Bringing this all back around to your insignificance, we all forgot that each and every day we are all interacting with other greatly insignificant human beings in everything that we do. This can’t happen. If we deem ourselves unimportant, if we deem our mundane jobs, our passions, our personalities, our purpose, our lifetimes as unimportant on a small-scale level then this will snowball through the masses and we will be forced cope with it. Then, through this coping, we will be forced to leave an unfortunate collective legacy on our small piece of the human timeline like evidence of a fire on the growth ring in the tree of life. And I, for one, have too much damn respect for Smokey the Bear to be considered an arsonist.
This whole life experience thing is crazy. Being granted the opportunity to be a human is an insane journey and to be honest, a miracle in and of itself. Only seven billion other life sources get the opportunity to do it at this very moment and on this very planet, so with that, we are all responsible for how this ride goes. We are all responsible for the foundation that the next generation gets to build upon, because it’s happening regardless of how we feel about it. Nothing that you do actually matters and so every little thing you do is of the utmost importance.

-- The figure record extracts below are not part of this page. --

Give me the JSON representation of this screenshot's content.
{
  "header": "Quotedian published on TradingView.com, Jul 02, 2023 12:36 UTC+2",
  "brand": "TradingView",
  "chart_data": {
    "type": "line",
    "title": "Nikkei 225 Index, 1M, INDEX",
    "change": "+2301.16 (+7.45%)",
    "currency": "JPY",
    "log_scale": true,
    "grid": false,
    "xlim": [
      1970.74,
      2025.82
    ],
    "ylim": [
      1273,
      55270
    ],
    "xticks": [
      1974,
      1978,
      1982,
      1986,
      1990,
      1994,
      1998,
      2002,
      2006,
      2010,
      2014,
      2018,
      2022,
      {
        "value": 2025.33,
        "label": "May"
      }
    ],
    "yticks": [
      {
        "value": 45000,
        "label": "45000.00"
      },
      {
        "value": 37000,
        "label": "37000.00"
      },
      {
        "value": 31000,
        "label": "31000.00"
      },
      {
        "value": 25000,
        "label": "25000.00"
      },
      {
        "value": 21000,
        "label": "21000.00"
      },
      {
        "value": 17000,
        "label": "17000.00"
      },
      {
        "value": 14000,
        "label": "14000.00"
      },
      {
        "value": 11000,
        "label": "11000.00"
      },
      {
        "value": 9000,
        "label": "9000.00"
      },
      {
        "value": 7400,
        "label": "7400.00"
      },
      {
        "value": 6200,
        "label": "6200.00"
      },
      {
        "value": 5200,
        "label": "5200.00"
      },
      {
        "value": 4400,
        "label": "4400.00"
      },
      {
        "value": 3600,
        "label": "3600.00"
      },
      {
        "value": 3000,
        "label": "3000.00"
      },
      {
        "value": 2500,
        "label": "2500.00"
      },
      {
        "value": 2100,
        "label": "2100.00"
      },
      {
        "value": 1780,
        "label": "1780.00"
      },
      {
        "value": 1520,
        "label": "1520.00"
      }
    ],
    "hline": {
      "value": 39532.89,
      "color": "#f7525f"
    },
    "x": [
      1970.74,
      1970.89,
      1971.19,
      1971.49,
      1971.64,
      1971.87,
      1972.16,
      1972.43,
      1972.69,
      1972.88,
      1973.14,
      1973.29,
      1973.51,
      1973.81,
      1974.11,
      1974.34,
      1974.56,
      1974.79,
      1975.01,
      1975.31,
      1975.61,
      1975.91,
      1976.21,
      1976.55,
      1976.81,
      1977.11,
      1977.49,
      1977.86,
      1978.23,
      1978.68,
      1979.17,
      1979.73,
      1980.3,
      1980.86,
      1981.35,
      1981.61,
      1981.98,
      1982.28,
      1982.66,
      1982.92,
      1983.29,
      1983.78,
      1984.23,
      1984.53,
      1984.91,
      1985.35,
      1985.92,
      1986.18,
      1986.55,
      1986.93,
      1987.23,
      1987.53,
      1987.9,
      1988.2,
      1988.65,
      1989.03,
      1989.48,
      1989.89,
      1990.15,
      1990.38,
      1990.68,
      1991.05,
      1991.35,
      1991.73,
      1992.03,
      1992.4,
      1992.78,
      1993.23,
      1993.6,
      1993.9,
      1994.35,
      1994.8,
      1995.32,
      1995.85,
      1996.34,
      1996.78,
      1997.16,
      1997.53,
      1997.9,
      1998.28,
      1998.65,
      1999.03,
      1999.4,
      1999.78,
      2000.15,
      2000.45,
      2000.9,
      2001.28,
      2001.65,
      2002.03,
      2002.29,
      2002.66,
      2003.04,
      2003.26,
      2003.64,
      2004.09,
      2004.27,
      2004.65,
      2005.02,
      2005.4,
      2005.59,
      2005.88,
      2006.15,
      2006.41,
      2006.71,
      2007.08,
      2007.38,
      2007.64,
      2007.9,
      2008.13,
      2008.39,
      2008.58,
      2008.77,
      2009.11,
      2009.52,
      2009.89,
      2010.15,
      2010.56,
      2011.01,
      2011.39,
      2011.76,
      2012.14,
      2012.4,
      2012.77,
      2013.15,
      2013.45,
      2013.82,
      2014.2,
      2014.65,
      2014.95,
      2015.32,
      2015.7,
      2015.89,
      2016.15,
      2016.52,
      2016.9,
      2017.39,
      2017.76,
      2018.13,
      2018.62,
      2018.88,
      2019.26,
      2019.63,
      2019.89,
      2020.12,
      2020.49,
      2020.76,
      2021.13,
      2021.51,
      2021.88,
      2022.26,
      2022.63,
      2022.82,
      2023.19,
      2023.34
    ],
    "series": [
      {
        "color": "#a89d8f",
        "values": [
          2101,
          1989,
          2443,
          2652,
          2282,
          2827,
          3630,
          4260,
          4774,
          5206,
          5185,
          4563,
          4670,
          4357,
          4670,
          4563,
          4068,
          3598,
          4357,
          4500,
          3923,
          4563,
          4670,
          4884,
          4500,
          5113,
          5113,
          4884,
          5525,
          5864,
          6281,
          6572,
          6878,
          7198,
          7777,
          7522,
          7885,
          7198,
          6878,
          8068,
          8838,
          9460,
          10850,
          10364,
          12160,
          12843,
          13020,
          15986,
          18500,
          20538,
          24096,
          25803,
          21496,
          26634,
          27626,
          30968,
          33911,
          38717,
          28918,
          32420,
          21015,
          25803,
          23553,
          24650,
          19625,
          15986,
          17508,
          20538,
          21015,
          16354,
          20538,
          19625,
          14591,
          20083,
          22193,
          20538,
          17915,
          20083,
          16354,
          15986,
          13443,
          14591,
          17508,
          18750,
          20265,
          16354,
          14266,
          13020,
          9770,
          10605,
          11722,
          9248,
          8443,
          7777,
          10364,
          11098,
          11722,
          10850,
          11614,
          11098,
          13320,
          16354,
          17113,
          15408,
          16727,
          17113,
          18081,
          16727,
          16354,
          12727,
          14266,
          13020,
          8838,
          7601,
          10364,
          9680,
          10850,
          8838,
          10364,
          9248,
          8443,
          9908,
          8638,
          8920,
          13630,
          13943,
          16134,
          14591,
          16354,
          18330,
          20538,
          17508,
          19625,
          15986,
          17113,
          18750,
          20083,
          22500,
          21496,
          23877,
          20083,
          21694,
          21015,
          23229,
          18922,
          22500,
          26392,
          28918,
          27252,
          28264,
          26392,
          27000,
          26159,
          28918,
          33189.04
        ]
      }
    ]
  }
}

With as much simplicity as evolution and Yahweh could procure, we are given two choices: enjoy it, or don’t.
We will toil, we will grind, we will hurt, we will cry, we will suffer, we will judge, we will argue, we will die, but between all of that, we will live. And, with living, comes love, and passion, and hope, and humor, and fun, and openness, and meaning, and celebration, and family, and music, and friends, and sunrises, and food, and nature, and pets, and coffee, and travel, and books, and consensual sex, and meaningful work and purpose.
So, enjoy it.
Buy your friends another round, reach out to that friend or stranger and tell them that they rock, talk with the cashier in the grocery store about the music, high five the person next to you in that exercise class, give that book that meant something to you to someone who means something, walk the extra block to recycle, love whoever it is you want to love, laugh at yourself and double down on the weird things that you do because they don’t matter — none of it matters — and because of that, everything does.